Here is an example code to perform a Shapiro-Wilk test in R:

# Create sample data
data <- rnorm(100)

# Perform Shapiro-Wilk test
shapiro.test(data)

As with the previous examples, rnorm() function will help us generate 100 random numbers from a standard normal distribution and performs a Shapiro-Wilk test using the shapiro.test() function.

If your data follow a normal distribution, the resulting output should show a p-value greater than 0.05.

How To Conduct Normality Test in R

Now that we’ve covered how to check for normality in R, let’s move on to how to calculate normality in R. There are different ways to calculate normality depending on what you mean by “normality”. Here are some common methods:

  1. Mean and Standard Deviation

The mean and standard deviation are two common measures of central tendency and variability respectively that describe the characteristics of a normal distribution.

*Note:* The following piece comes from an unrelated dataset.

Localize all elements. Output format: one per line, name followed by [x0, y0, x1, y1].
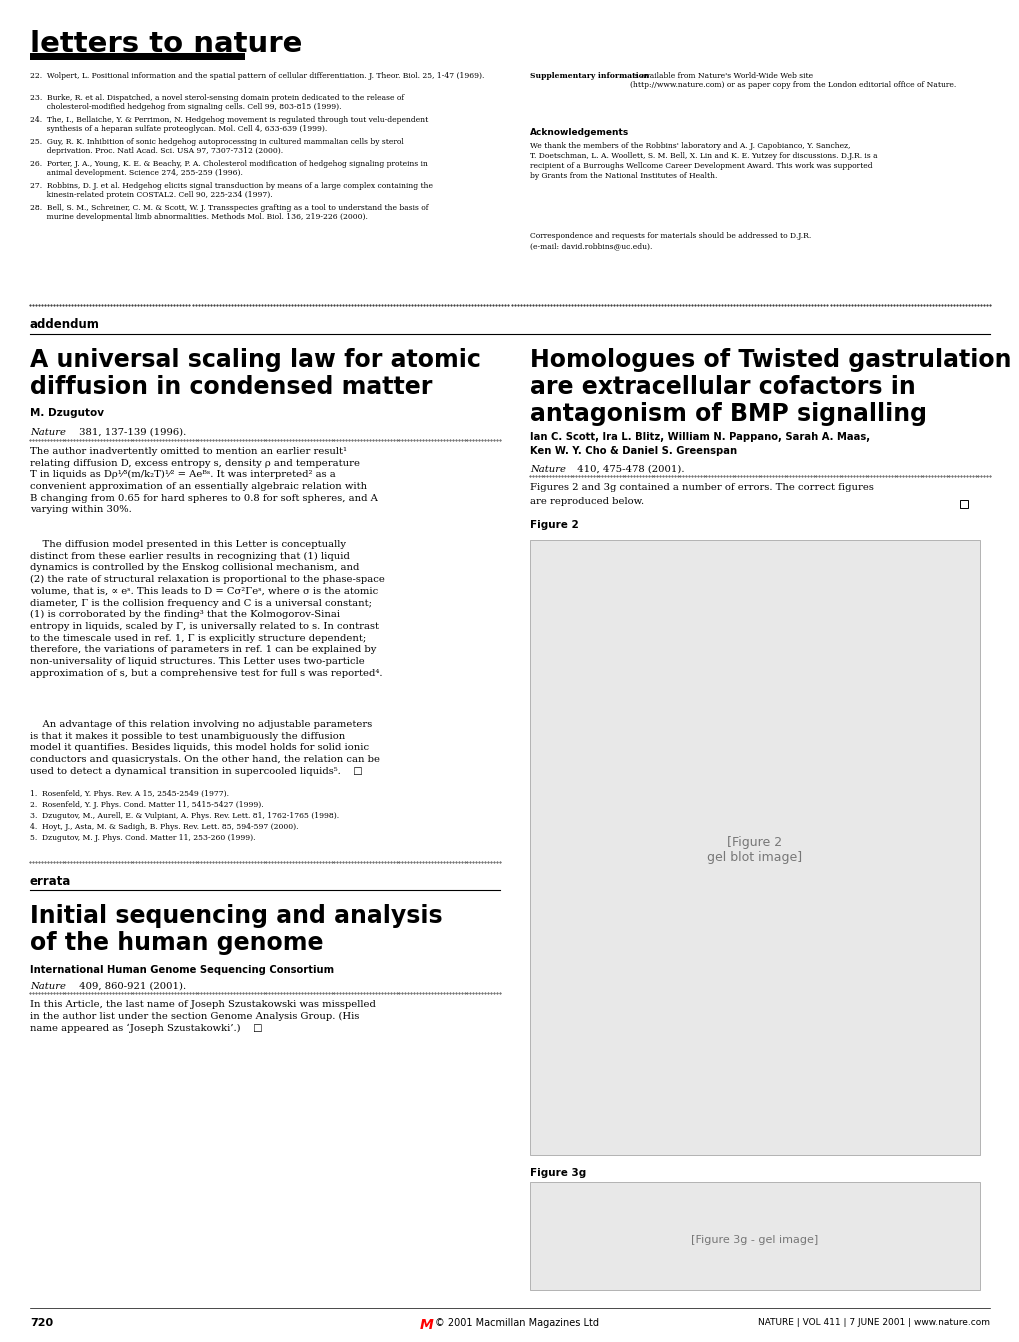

Here is an example code to calculate the mean and standard deviation of a dataset in R:

# Create sample data
data <- rnorm(100)

# Calculate mean and standard deviation
mean_data <- mean(data)
sd_data <- sd(data)

# Display mean and standard deviation
cat("Mean of the data:", mean_data, "\n")
cat("Standard deviation of the data:", sd_data, "\n")

So back to our favorite rnorm() function, we generated 100 random numbers from a standard normal distribution and calculated the mean and standard deviation of the dataset using the mean() and sd() functions – as seen in the following capture:

  1. Z-Score

A z-score is a measure of how many standard deviations an observation is from the mean of a normal distribution. It’s commonly used in hypothesis testing and statistical inference.

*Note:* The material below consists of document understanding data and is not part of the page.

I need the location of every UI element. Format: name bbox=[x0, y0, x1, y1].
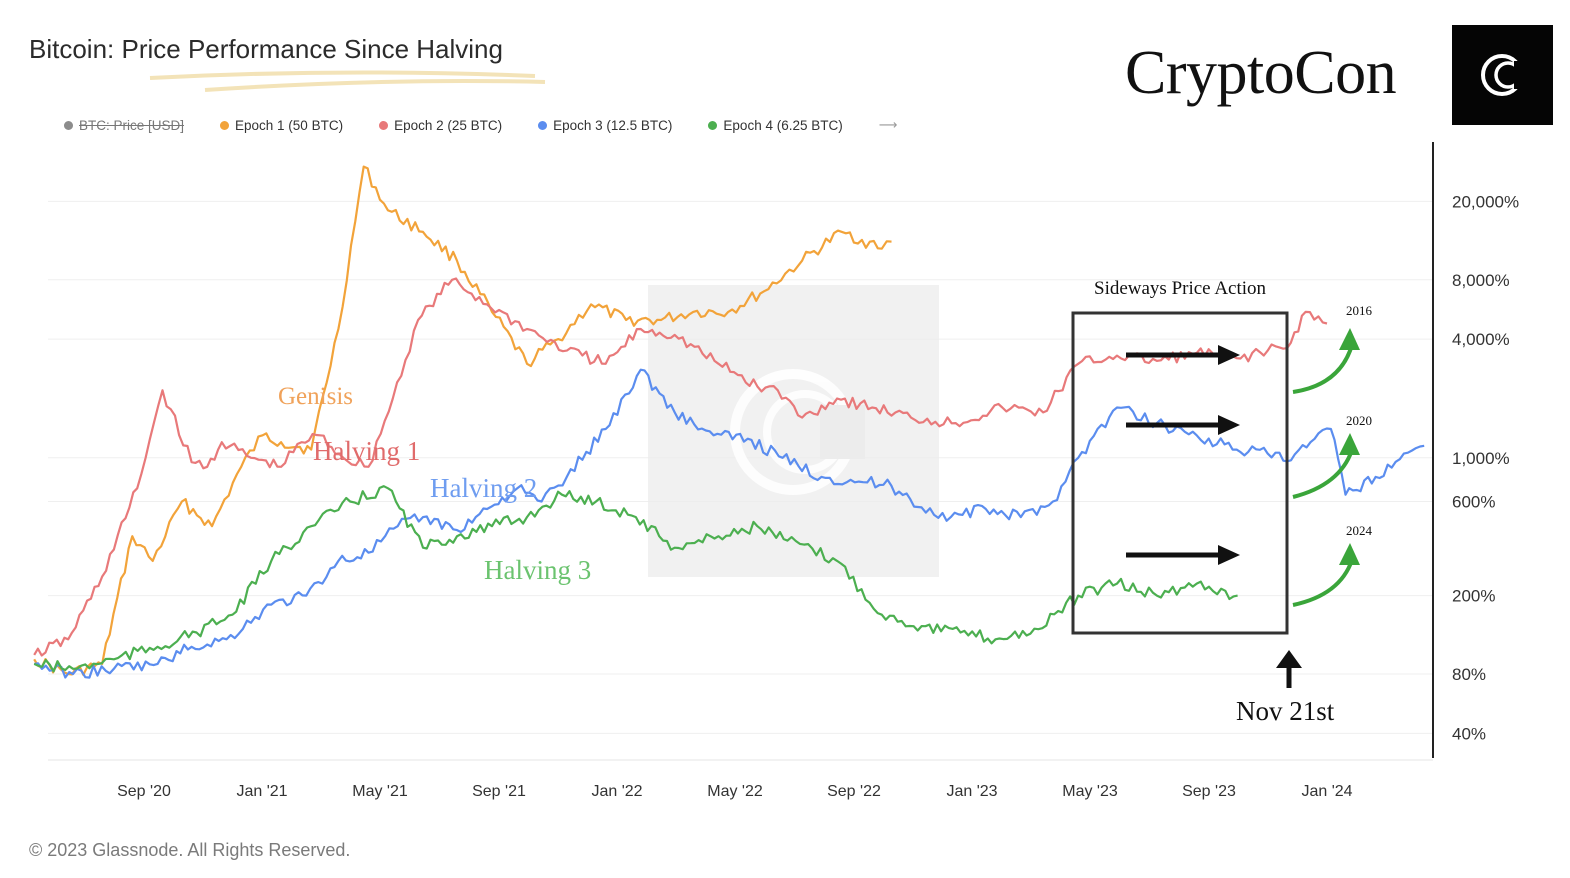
series-layer bbox=[33, 165, 1425, 679]
watermark-logo bbox=[730, 369, 865, 495]
y-tick-label: 1,000% bbox=[1452, 449, 1510, 468]
legend-label: Epoch 4 (6.25 BTC) bbox=[723, 117, 843, 133]
x-tick-label: Jan '22 bbox=[591, 783, 642, 800]
series-line-2 bbox=[33, 277, 1328, 657]
copyright: © 2023 Glassnode. All Rights Reserved. bbox=[29, 840, 351, 860]
legend-label: BTC: Price [USD] bbox=[79, 117, 185, 133]
genesis-label: Genisis bbox=[278, 383, 353, 410]
brand-name: CryptoCon bbox=[1125, 39, 1397, 107]
legend-dot bbox=[64, 120, 73, 130]
y-tick-label: 200% bbox=[1452, 587, 1495, 606]
halving2-label: Halving 2 bbox=[430, 473, 537, 503]
legend-label: Epoch 3 (12.5 BTC) bbox=[553, 117, 673, 133]
legend-item-0[interactable]: BTC: Price [USD] bbox=[64, 117, 184, 133]
legend-item-1[interactable]: Epoch 1 (50 BTC) bbox=[220, 117, 343, 133]
legend-dot bbox=[379, 120, 389, 130]
x-tick-label: May '21 bbox=[352, 783, 408, 800]
halving1-label: Halving 1 bbox=[313, 436, 420, 466]
label-2020: 2020 bbox=[1346, 413, 1372, 428]
legend-label: Epoch 1 (50 BTC) bbox=[235, 117, 344, 133]
y-tick-label: 600% bbox=[1452, 493, 1495, 512]
legend: BTC: Price [USD] Epoch 1 (50 BTC) Epoch 2 … bbox=[64, 117, 897, 133]
x-tick-label: Sep '20 bbox=[117, 783, 171, 800]
title-underline bbox=[149, 70, 546, 92]
y-tick-label: 80% bbox=[1452, 665, 1486, 684]
chart-title: Bitcoin: Price Performance Since Halving bbox=[29, 34, 503, 64]
legend-item-2[interactable]: Epoch 2 (25 BTC) bbox=[379, 117, 502, 133]
nov21-label: Nov 21st bbox=[1236, 696, 1335, 726]
y-tick-label: 8,000% bbox=[1452, 271, 1510, 290]
legend-dot bbox=[538, 120, 548, 130]
annotations: Genisis Halving 1 Halving 2 Halving 3 Si… bbox=[278, 278, 1373, 726]
legend-item-3[interactable]: Epoch 3 (12.5 BTC) bbox=[538, 117, 672, 133]
legend-more-icon[interactable]: ⟶ bbox=[878, 117, 898, 132]
x-tick-label: Sep '22 bbox=[827, 783, 881, 800]
series-line-4 bbox=[33, 485, 1238, 673]
x-tick-label: Sep '23 bbox=[1182, 783, 1236, 800]
series-line-3 bbox=[34, 368, 1425, 679]
legend-dot bbox=[708, 120, 718, 130]
brand-logo bbox=[1452, 25, 1553, 125]
logo-c-icon bbox=[1481, 54, 1530, 96]
legend-label: Epoch 2 (25 BTC) bbox=[394, 117, 503, 133]
legend-item-4[interactable]: Epoch 4 (6.25 BTC) bbox=[708, 117, 843, 133]
halving3-label: Halving 3 bbox=[484, 555, 591, 585]
x-tick-label: May '22 bbox=[707, 783, 763, 800]
sideways-label: Sideways Price Action bbox=[1094, 278, 1267, 299]
label-2024: 2024 bbox=[1346, 523, 1373, 538]
sideways-arrows bbox=[1126, 345, 1240, 565]
x-tick-label: May '23 bbox=[1062, 783, 1118, 800]
legend-dot bbox=[220, 120, 230, 130]
watermark-box bbox=[648, 285, 939, 577]
y-tick-label: 40% bbox=[1452, 724, 1486, 743]
sideways-box bbox=[1071, 311, 1289, 635]
x-tick-label: Jan '21 bbox=[236, 783, 287, 800]
y-tick-labels: 20,000% 8,000% 4,000% 1,000% 600% 200% 80% 40% bbox=[1452, 192, 1519, 743]
y-tick-label: 4,000% bbox=[1452, 330, 1510, 349]
label-2016: 2016 bbox=[1346, 303, 1373, 318]
x-tick-labels: Sep '20 Jan '21 May '21 Sep '21 Jan '22 May '… bbox=[117, 783, 1353, 800]
y-tick-label: 20,000% bbox=[1452, 192, 1519, 211]
x-tick-label: Jan '23 bbox=[946, 783, 997, 800]
green-curve-arrows bbox=[1292, 344, 1354, 607]
series-line-1 bbox=[33, 165, 892, 676]
nov21-arrow bbox=[1276, 650, 1302, 688]
x-tick-label: Jan '24 bbox=[1301, 783, 1352, 800]
x-tick-label: Sep '21 bbox=[472, 783, 526, 800]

Here is an example code to calculate the z-score of a dataset in R:

# Create sample data
data <- rnorm(100)

# Calculate z-score
z_score <- (data - mean(data)) / sd(data)

# Display z-scores
print(z_score)

This time we calculated the z-score of each observation in the dataset by subtracting the mean of the dataset from each observation and dividing by the standard deviation of the random numbers dataset we generated using the rnorm() function.

  1. Normal Probability Plot

A normal probability plot, also known as a Q-Q plot, is a graphical representation of how well your data follows a normal distribution. It plots the observed data against the expected values of a normal distribution.

Here is the code snippet to create a normal probability plot in R:

# Create sample data
data <- rnorm(100)

# Create normal probability plot
qqnorm(data)
qqline(data)

The qqline() function adds a reference (red) line to the plot, representing a perfect match between your data and theoretical normal distribution.

Conclusion

And there you have it. In this article, we’ve shown you how to check for normality using different methods in R, such as histograms, QQ plots, and statistical tests like Shapiro-Wilk test.

We’ve also covered how to calculate normality in R using measures like mean and standard deviation, z-scores, and normal probability plots. Understanding how to calculate normality in R can help you make more accurate statistical inferences from your data.